Agentes do setor portuário se preocupam com o fato de os órgãos responsáveis pelas obras e sua homologação não atuarem de forma integrada, a fim de evitar desperdícios como o que ocorreu em Rio Grande e que se repete em vários portos brasileiros. Claudio Frischtak, presidente da Inter.B Consultoria, conta que caso semelhante ocorreu na Bahia. “A dragagem foi contratada pelo porto público, mas não foi concluída e a draga ficou parada. Como tinha um terminal privado perto, o empreendedor contratou o equipamento e resolveu o problema por uma fração do preço que o governo estava pagando para mantê-la parada. Ou seja, o desperdício é muito maior que imaginamos”, assinala. “Se o porto fosse privado, não aconteceria esse tipo de descalabro”, emenda.

Frischtak ressalta que o problema que ocorreu em Rio Grande é reincidente e ocorre em todos os portos públicos. “Por que essa incapacidade? Será que há problemas que vão além da incompetência do governo? Por que o setor privado consegue e o público, não?”, questiona o especialista. Além dos desperdícios de dinheiro público, há problemas de execução das obras. “Milhares de projetos do PAC não foram completados e tudo o que o TCU (Tribunal de Contas da União) faz é levantar o sobrepreço e o atraso das obras”, lamenta o presidente da Inter.B

Para Marlon Ieiri, advogado especialista em Infraestrutura do escritório L.O.Baptista-SVMFA, que esteve em Rio Grande, o problema é grave. “É um dos portos mais antigos do país e tem um calado que não é fundo o bastante.

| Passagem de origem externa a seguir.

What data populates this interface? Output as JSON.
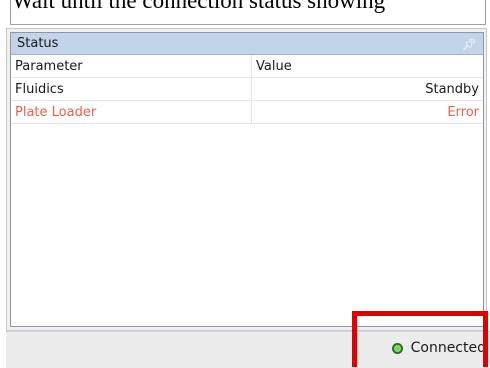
{
  "caption": "Wait until the connection status showing",
  "status_panel": {
    "title": "Status",
    "pin_icon": "pin-icon",
    "columns": [
      "Parameter",
      "Value"
    ],
    "rows": [
      {
        "parameter": "Fluidics",
        "value": "Standby",
        "state": "normal"
      },
      {
        "parameter": "Plate Loader",
        "value": "Error",
        "state": "error"
      }
    ]
  },
  "status_bar": {
    "connection_label": "Connected",
    "connection_icon": "status-led-icon",
    "led_color": "#6fd14a"
  },
  "colors": {
    "header_bg": "#c3d3ea",
    "error_text": "#e8624a",
    "highlight": "#e00000"
  }
}
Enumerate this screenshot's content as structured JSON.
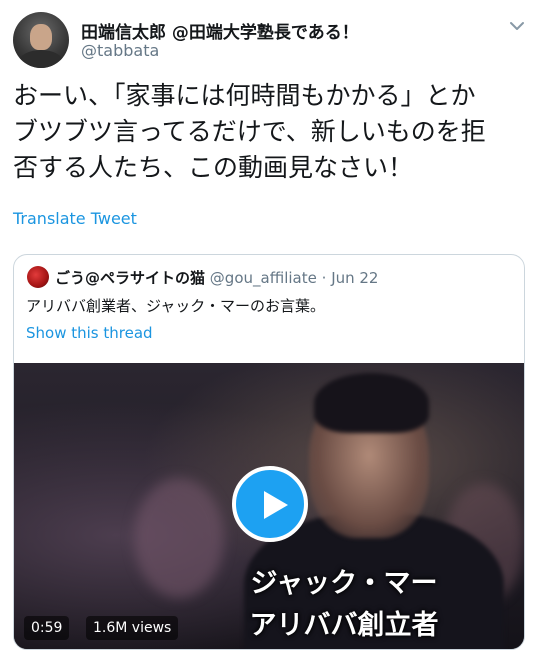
{
  "author": {
    "display_name": "田端信太郎 @田端大学塾長である！",
    "handle": "@tabbata"
  },
  "tweet": {
    "text_lines": [
      "おーい、「家事には何時間もかかる」とか",
      "ブツブツ言ってるだけで、新しいものを拒",
      "否する人たち、この動画見なさい！"
    ],
    "translate_label": "Translate Tweet"
  },
  "quoted_tweet": {
    "display_name": "ごう@ペラサイトの猫",
    "handle": "@gou_affiliate",
    "separator": "·",
    "date": "Jun 22",
    "text": "アリババ創業者、ジャック・マーのお言葉。",
    "show_thread_label": "Show this thread",
    "video": {
      "caption_line1": "ジャック・マー",
      "caption_line2": "アリババ創立者",
      "duration": "0:59",
      "views": "1.6M views"
    }
  },
  "colors": {
    "link": "#1b95e0",
    "play_button": "#1da1f2",
    "secondary_text": "#657786",
    "border": "#ccd6dd"
  },
  "icons": [
    "chevron-down-icon",
    "play-icon"
  ]
}
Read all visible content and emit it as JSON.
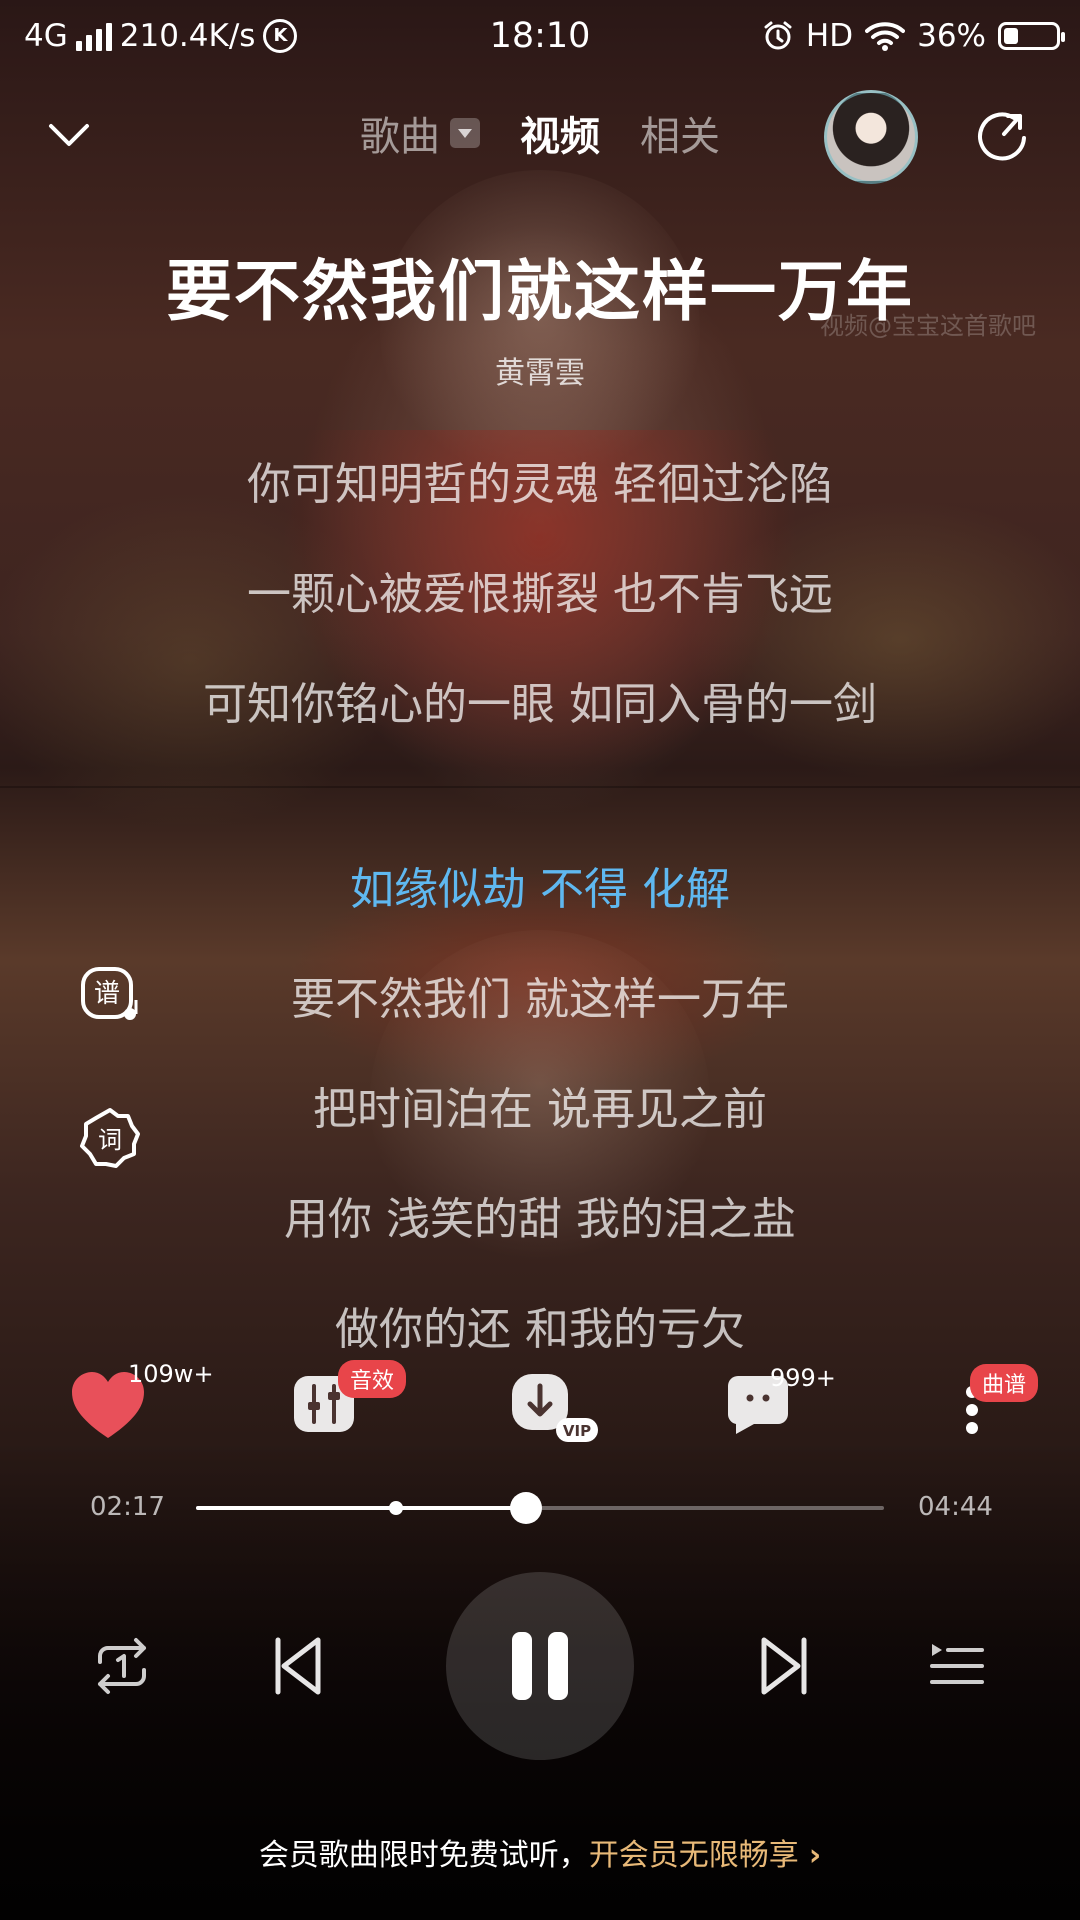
{
  "status_bar": {
    "network": "4G",
    "speed": "210.4K/s",
    "k_icon_letter": "K",
    "time": "18:10",
    "hd": "HD",
    "battery": "36%",
    "battery_level": 0.36
  },
  "nav": {
    "tabs": [
      {
        "label": "歌曲",
        "has_dropdown": true,
        "active": false
      },
      {
        "label": "视频",
        "active": true
      },
      {
        "label": "相关",
        "active": false
      }
    ]
  },
  "song": {
    "title": "要不然我们就这样一万年",
    "artist": "黄霄雲",
    "watermark": "视频@宝宝这首歌吧"
  },
  "lyrics": [
    {
      "text": "你可知明哲的灵魂 轻徊过沦陷",
      "current": false
    },
    {
      "text": "一颗心被爱恨撕裂 也不肯飞远",
      "current": false
    },
    {
      "text": "可知你铭心的一眼 如同入骨的一剑",
      "current": false
    },
    {
      "text": "如缘似劫 不得 化解",
      "current": true
    },
    {
      "text": "要不然我们 就这样一万年",
      "current": false
    },
    {
      "text": "把时间泊在 说再见之前",
      "current": false
    },
    {
      "text": "用你 浅笑的甜 我的泪之盐",
      "current": false
    },
    {
      "text": "做你的还 和我的亏欠",
      "current": false
    }
  ],
  "side_buttons": {
    "score": "谱",
    "lyric": "词"
  },
  "actions": {
    "like_count": "109w+",
    "effect_label": "音效",
    "vip_label": "VIP",
    "comment_count": "999+",
    "sheet_label": "曲谱"
  },
  "progress": {
    "elapsed": "02:17",
    "total": "04:44",
    "fraction": 0.48,
    "marker_fraction": 0.29
  },
  "promo": {
    "text_a": "会员歌曲限时免费试听，",
    "text_b": "开会员无限畅享",
    "chevron": "›"
  },
  "colors": {
    "current_lyric": "#5fb8f0",
    "badge_red": "#e8454a",
    "promo_gold": "#e8b978",
    "heart": "#e8505a"
  }
}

Isso demonstra a falta de planejamento e de atuação integrada dos órgãos responsáveis”, destaca.

O atraso nas obras e o aumento do custo são outros fatores que emperram a modernização dos portos. A dragagem no Porto de Vitória (ES) foi iniciada em 2012, mas, conforme a SEP, características geológicas do terreno dificultaram a conclusão. Somente em junho deste ano, o equipamento que permitirá a execução dos serviço chegará ao porto. O prazo para conclusão, que era dezembro do ano passado, passou para o fim de 2016. Os gastos, que inicialmente foram calculados em R$ 85,6 milhões, subiram para R$ 109 milhões.

 

Troca-troca na pasta

 

A troca constante de ministros na Secretaria Especial de Pesca atravanca o desenvolvimento dos portos brasileiros. Desde 2007, quando foi criada, seis titulares ocuparam a pasta. O atual ministro, Helder Barbalho, apesar de elogiado pelo presidente da Associação Brasileira de Terminais Portuários (ABPT), Wilen Manteli, e por Luiz Antonio Fayet, consultor de Infraestrutura e Logística da Confederação Nacional da Agricultura e Pecuária (CNA), como o “melhor e mais dinâmico”, é do PMDB, partido que ameaça deixar o governo.